NATO’da olmalı mıyız?

NATO’da olmalı, kalmalı mıyız?

Bir savaş...

Bir işgal...

Bir silahlı saldırı...

Bir ülke sürekli terör saldırısı ve tehdidi altında kalır, NATO'ya bağlı bir ülke konumunda olup tehlike altında olursa sözde NATO'ya üye ülkeler derhal o ülkeyi korumak için harekete geçerler!

Bunlar üye ülkelerin sözlü ve yazılı taahhütleri.

Altında imzaları var.

Ama nerdeee!

Biz yetmiş yıllık bir NATO ülkesiyiz.

NATO ne denilse uygulamışız.

Gel şuraya demiş.

Gitmişiz.

Kal şurada demiş.

Kalmışız.

Bekle bakalım demiş.

Beklemişiz.

Otur demiş, oturmuşuz.

Kalk demiş kalkmışız.

Asker ver demiş.

Vermişiz.

Ölün demiş.

Ölmüşüz 

Kore de...

Bosna'da...

Afganistan'da...

Orda burdaşurda.

Ne denilse yapmışız.

Ammaaaa...

Kıbrıs'ta soydaşlarımız katledildi.

Bırakmadılar ki müdahale edelim.

Zorla gittik.

İşi bitirdik.

Yunanistan bize yıllardır kafa tutar.

Alttan alırız.

NATO'ya şikâyet ederiz.

Tınlamazlar.

Irak'tan teröristler gelir Mehmetçiği kırk yıldır şehit eder.

Seyrederler.

Irak yetmezmiş gibi son on yıldır Suriye'den terör saldırıları olur.

Umursamazlar.

Aksine terör örgütlerine her türlü desteği verirler.

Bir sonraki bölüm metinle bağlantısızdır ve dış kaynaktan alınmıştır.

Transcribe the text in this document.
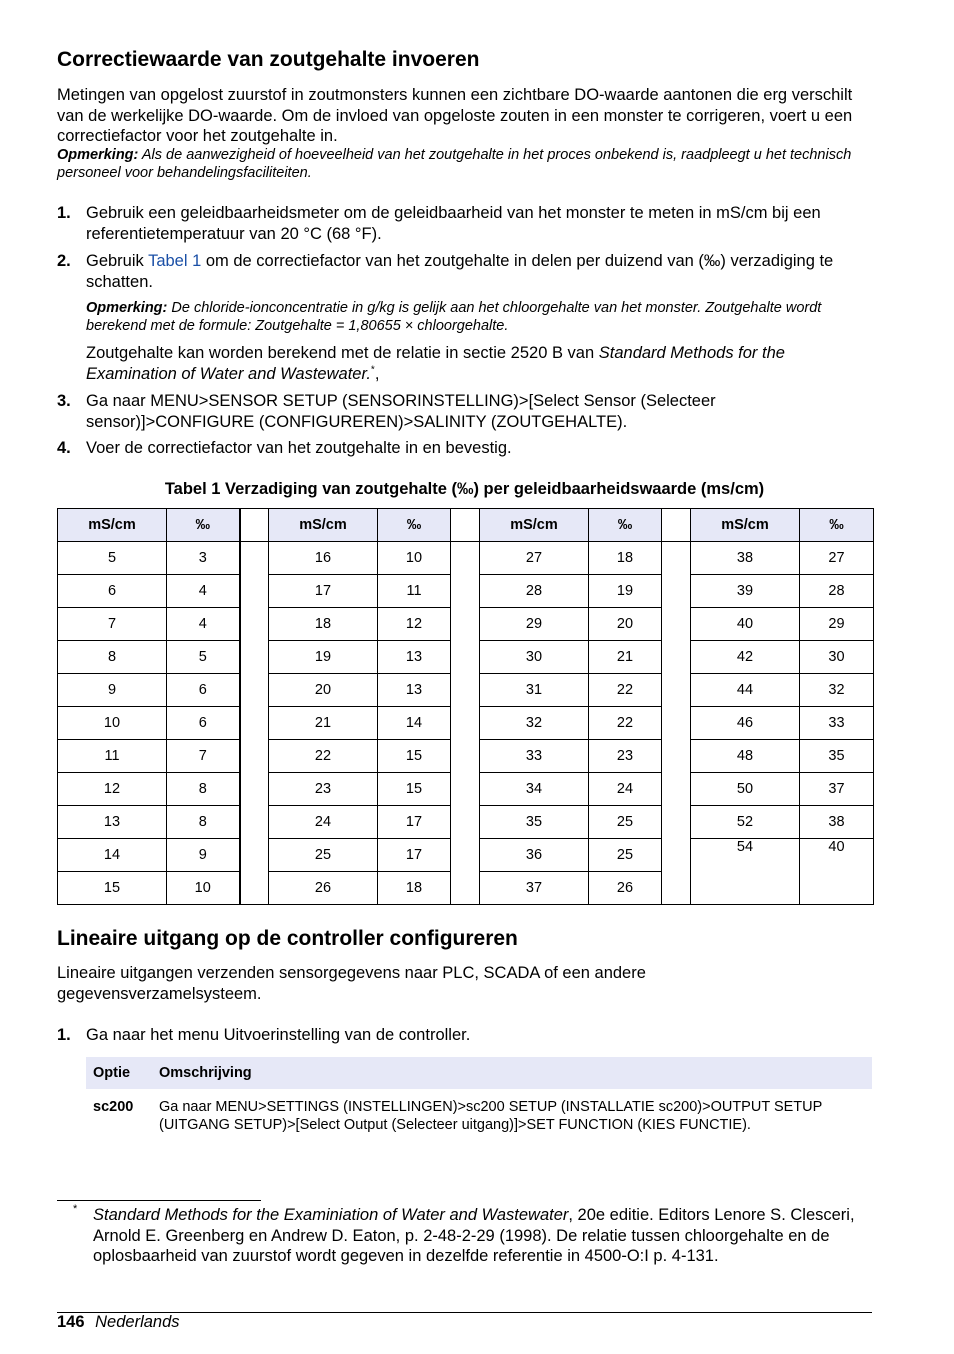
Correctiewaarde van zoutgehalte invoeren
Metingen van opgelost zuurstof in zoutmonsters kunnen een zichtbare DO-waarde aantonen die erg verschilt van de werkelijke DO-waarde. Om de invloed van opgeloste zouten in een monster te corrigeren, voert u een correctiefactor voor het zoutgehalte in.
Opmerking: Als de aanwezigheid of hoeveelheid van het zoutgehalte in het proces onbekend is, raadpleegt u het technisch personeel voor behandelingsfaciliteiten.
1. Gebruik een geleidbaarheidsmeter om de geleidbaarheid van het monster te meten in mS/cm bij een referentietemperatuur van 20 °C (68 °F).
2. Gebruik Tabel 1 om de correctiefactor van het zoutgehalte in delen per duizend van (‰) verzadiging te schatten.
Opmerking: De chloride-ionconcentratie in g/kg is gelijk aan het chloorgehalte van het monster. Zoutgehalte wordt berekend met de formule: Zoutgehalte = 1,80655 × chloorgehalte.
Zoutgehalte kan worden berekend met de relatie in sectie 2520 B van Standard Methods for the Examination of Water and Wastewater.*,
3. Ga naar MENU>SENSOR SETUP (SENSORINSTELLING)>[Select Sensor (Selecteer sensor)]>CONFIGURE (CONFIGUREREN)>SALINITY (ZOUTGEHALTE).
4. Voer de correctiefactor van het zoutgehalte in en bevestig.
Tabel 1 Verzadiging van zoutgehalte (‰) per geleidbaarheidswaarde (ms/cm)
mS/cm	‰		mS/cm	‰		mS/cm	‰		mS/cm	‰
5	3		16	10		27	18		38	27
6	4		17	11		28	19		39	28
7	4		18	12		29	20		40	29
8	5		19	13		30	21		42	30
9	6		20	13		31	22		44	32
10	6		21	14		32	22		46	33
11	7		22	15		33	23		48	35
12	8		23	15		34	24		50	37
13	8		24	17		35	25		52	38
14	9		25	17		36	25		54	40
15	10		26	18		37	26			
Lineaire uitgang op de controller configureren
Lineaire uitgangen verzenden sensorgegevens naar PLC, SCADA of een andere gegevensverzamelsysteem.
1. Ga naar het menu Uitvoerinstelling van de controller.
Optie	Omschrijving
sc200	Ga naar MENU>SETTINGS (INSTELLINGEN)>sc200 SETUP (INSTALLATIE sc200)>OUTPUT SETUP (UITGANG SETUP)>[Select Output (Selecteer uitgang)]>SET FUNCTION (KIES FUNCTIE).
* Standard Methods for the Examiniation of Water and Wastewater, 20e editie. Editors Lenore S. Clesceri, Arnold E. Greenberg en Andrew D. Eaton, p. 2-48-2-29 (1998). De relatie tussen chloorgehalte en de oplosbaarheid van zuurstof wordt gegeven in dezelfde referentie in 4500-O:I p. 4-131.
146 Nederlands
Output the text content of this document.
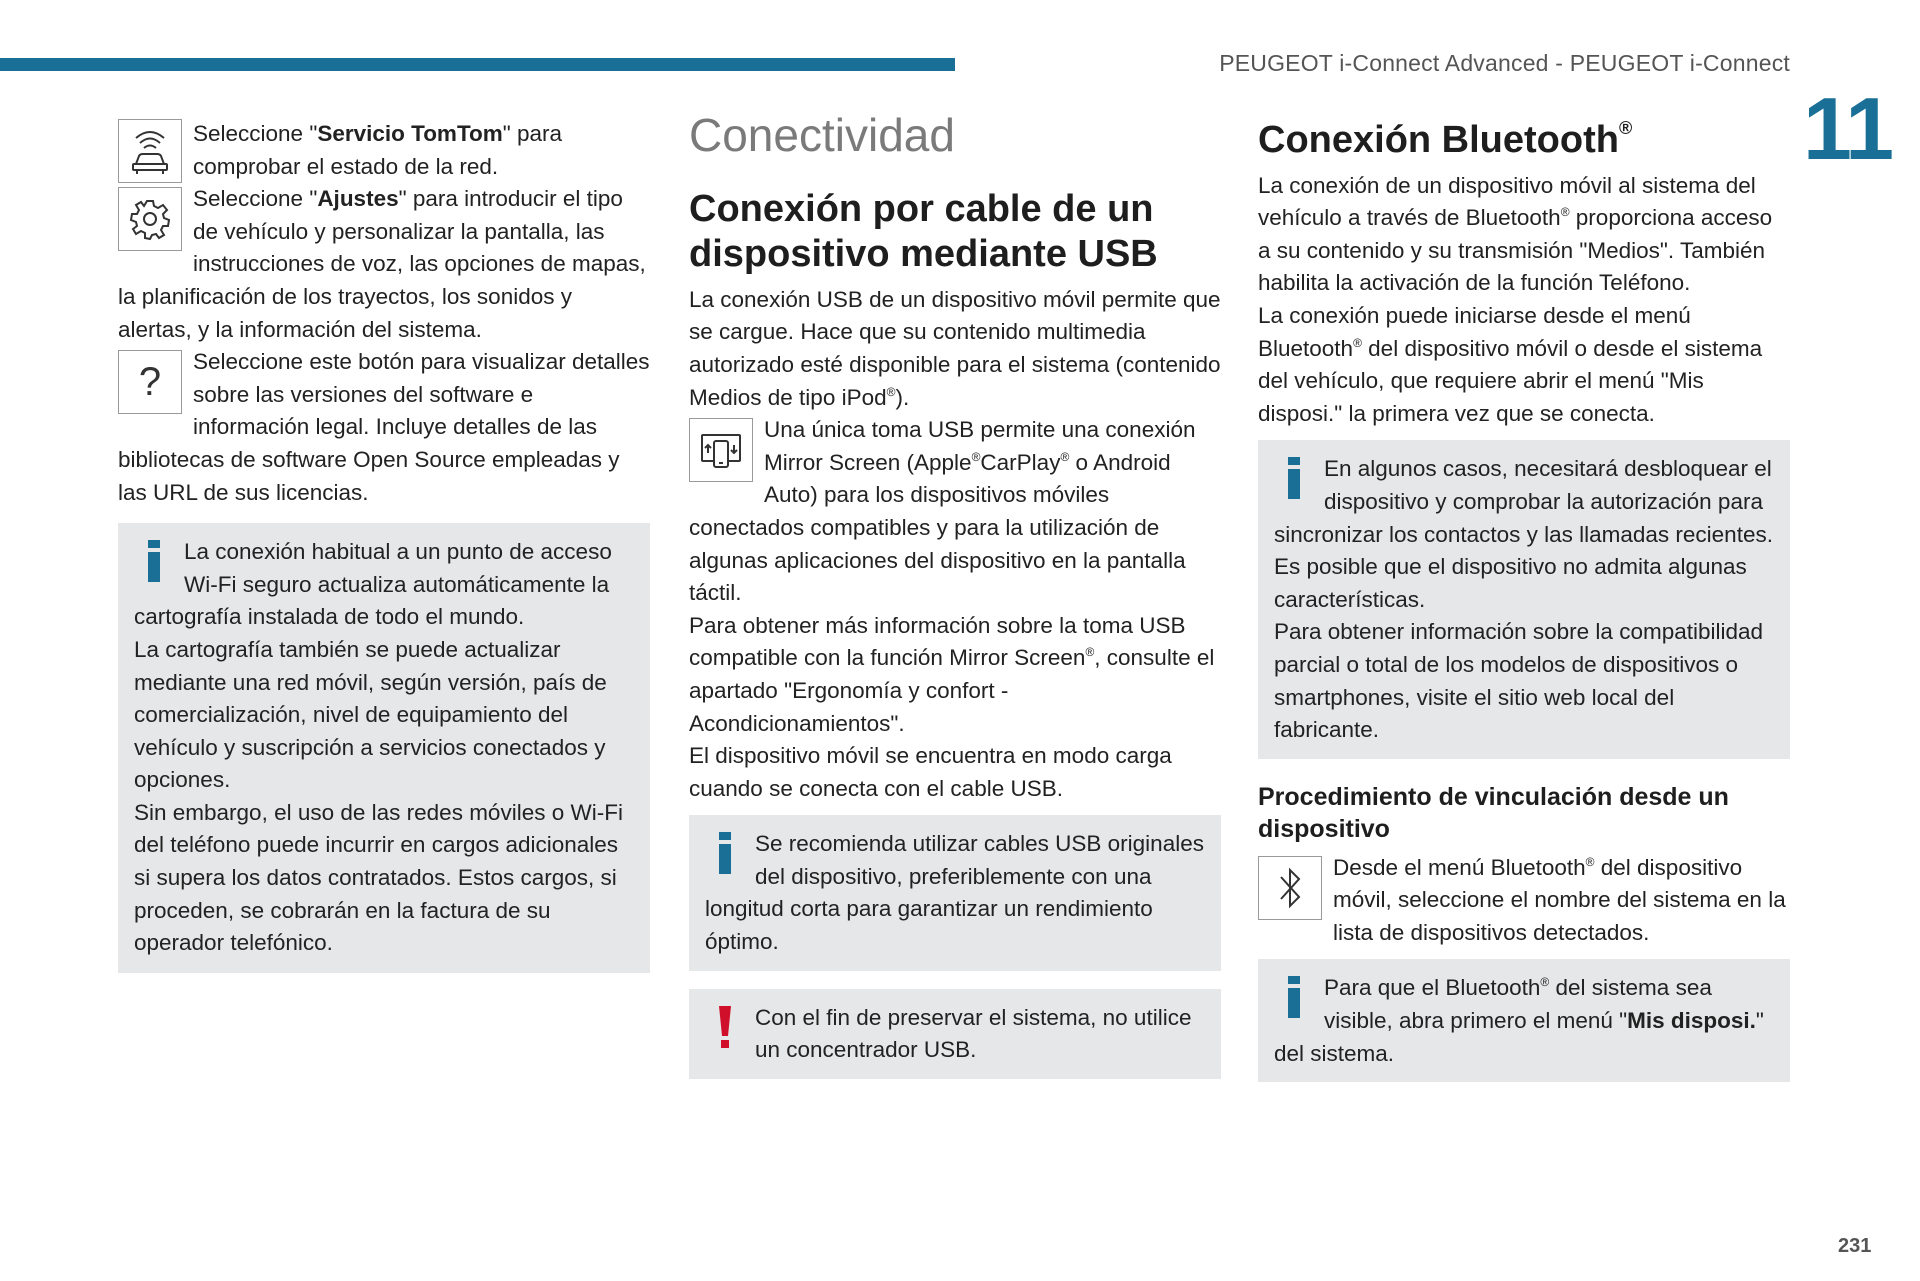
PEUGEOT i-Connect Advanced - PEUGEOT i-Connect
11
231

Seleccione "Servicio TomTom" para comprobar el estado de la red.

Seleccione "Ajustes" para introducir el tipo de vehículo y personalizar la pantalla, las instrucciones de voz, las opciones de mapas, la planificación de los trayectos, los sonidos y alertas, y la información del sistema.

?	Seleccione este botón para visualizar detalles sobre las versiones del software e información legal. Incluye detalles de las bibliotecas de software Open Source empleadas y las URL de sus licencias.

La conexión habitual a un punto de acceso Wi-Fi seguro actualiza automáticamente la cartografía instalada de todo el mundo.

La cartografía también se puede actualizar mediante una red móvil, según versión, país de comercialización, nivel de equipamiento del vehículo y suscripción a servicios conectados y opciones.

Sin embargo, el uso de las redes móviles o Wi-Fi del teléfono puede incurrir en cargos adicionales si supera los datos contratados. Estos cargos, si proceden, se cobrarán en la factura de su operador telefónico.

Conectividad
Conexión por cable de un dispositivo mediante USB

La conexión USB de un dispositivo móvil permite que se cargue. Hace que su contenido multimedia autorizado esté disponible para el sistema (contenido Medios de tipo iPod®).

Una única toma USB permite una conexión Mirror Screen (Apple®CarPlay® o Android Auto) para los dispositivos móviles conectados compatibles y para la utilización de algunas aplicaciones del dispositivo en la pantalla táctil.

Para obtener más información sobre la toma USB compatible con la función Mirror Screen®, consulte el apartado "Ergonomía y confort - Acondicionamientos".

El dispositivo móvil se encuentra en modo carga cuando se conecta con el cable USB.

Se recomienda utilizar cables USB originales del dispositivo, preferiblemente con una longitud corta para garantizar un rendimiento óptimo.

Con el fin de preservar el sistema, no utilice un concentrador USB.

Conexión Bluetooth®

La conexión de un dispositivo móvil al sistema del vehículo a través de Bluetooth® proporciona acceso a su contenido y su transmisión "Medios". También habilita la activación de la función Teléfono.

La conexión puede iniciarse desde el menú Bluetooth® del dispositivo móvil o desde el sistema del vehículo, que requiere abrir el menú "Mis disposi." la primera vez que se conecta.

En algunos casos, necesitará desbloquear el dispositivo y comprobar la autorización para sincronizar los contactos y las llamadas recientes.

Es posible que el dispositivo no admita algunas características.

Para obtener información sobre la compatibilidad parcial o total de los modelos de dispositivos o smartphones, visite el sitio web local del fabricante.

Procedimiento de vinculación desde un dispositivo

Desde el menú Bluetooth® del dispositivo móvil, seleccione el nombre del sistema en la lista de dispositivos detectados.

Para que el Bluetooth® del sistema sea visible, abra primero el menú "Mis disposi." del sistema.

Hem de gözümüzün içine baka baka bunu yaparlar.

NATO ülkesiyiz...

NATO sözleşmelerini uygulayın deriz.

Duymazlar.

Biz de kendi işimize bakarız.

Ama biz NATO üyesi bir ülkeyiz.

Sözde...

Bizi korumayacaklarsa...

Bize saldıranlara silah desteği vermeye devam edeceklerse...

NATO üyesi ülkeleri olarak biz aralarında tek Müslüman bir ülkeyiz diye bizi bir şekilde dışlıyorlarsa...

Ve bu şekilde istedikleri gibi davranıyor...

Bizi hesaba katıp ciddiye almıyorlarsa...

Ve öyleyse...

Bizim NATO’da ne işimiz var?

Diyelim mi?

Bana kalırsa, tüm bu olumsuzluklara rağmen NATO’da olmalı, kalmalı ve fakat en güçlü şekilde siyasi, askeri ve ekonomik yönden bir an önce güçlü hale gelmeliyiz.

Siyasi muarızları ciddiye almamalı, yolumuza devam etmeliyiz.